There was a picture of him proposing on the night stand and their dog watched, but I can't help myself, his dick is just so perfect.
you are getting stockholm syndrome from your pubes
Ummm so I just found the baby pumpkin that was on my porch last night in Village Pizza this morning on their counter. The cashier said some drunk girl came in and told him it was a present.
u got into a flexing contest with a dude in bathroom in the mirror at the club
This is final. The chair stays in the bathroom, we are too old to be puking from the floor, grown ups sit in chairs infront of the toilet to puke.
Or grown ups don't drink themselves into vomiting.
Parents weekend was a success.
Yeah, I guess so if you consider being arrested and having your parents bail you out a success...

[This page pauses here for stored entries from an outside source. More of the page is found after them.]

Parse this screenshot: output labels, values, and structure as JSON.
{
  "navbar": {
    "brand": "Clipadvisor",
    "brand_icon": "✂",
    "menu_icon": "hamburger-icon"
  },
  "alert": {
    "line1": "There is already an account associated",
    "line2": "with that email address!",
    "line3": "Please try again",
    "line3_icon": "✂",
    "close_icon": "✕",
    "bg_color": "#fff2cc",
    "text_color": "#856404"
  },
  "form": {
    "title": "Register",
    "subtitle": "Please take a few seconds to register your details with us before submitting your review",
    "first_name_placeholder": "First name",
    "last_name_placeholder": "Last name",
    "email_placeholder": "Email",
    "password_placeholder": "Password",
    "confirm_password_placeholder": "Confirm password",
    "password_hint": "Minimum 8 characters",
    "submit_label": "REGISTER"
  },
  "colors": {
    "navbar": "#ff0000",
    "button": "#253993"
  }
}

Bail could have come out of your pocket so yes, I think we were financially responsible this weekend.
im just gonna lie here and collect money in this whoppers bag while sprawled out on this bench and explain that its to buy weed for my hangover
ok. i'm ready for you to come back and test the structural integrity of this futon.
I found us a new booze connection and I'm writing college admissions essays. The future is bright.
I am going to piss jack daniels before daylight.
Daylight. It is daylight. Who will give you a ride back?
I hope no one. I want to walk and have a bus hit me.
yesterday pre dick pic he said "no disrespect to your situation but i cant wait to get ahold of you again in the future" is this how people network??
I bet I give better head than any other PTA mom.
Sorry I missed your call earlier. I was getting high with my high school band teacher.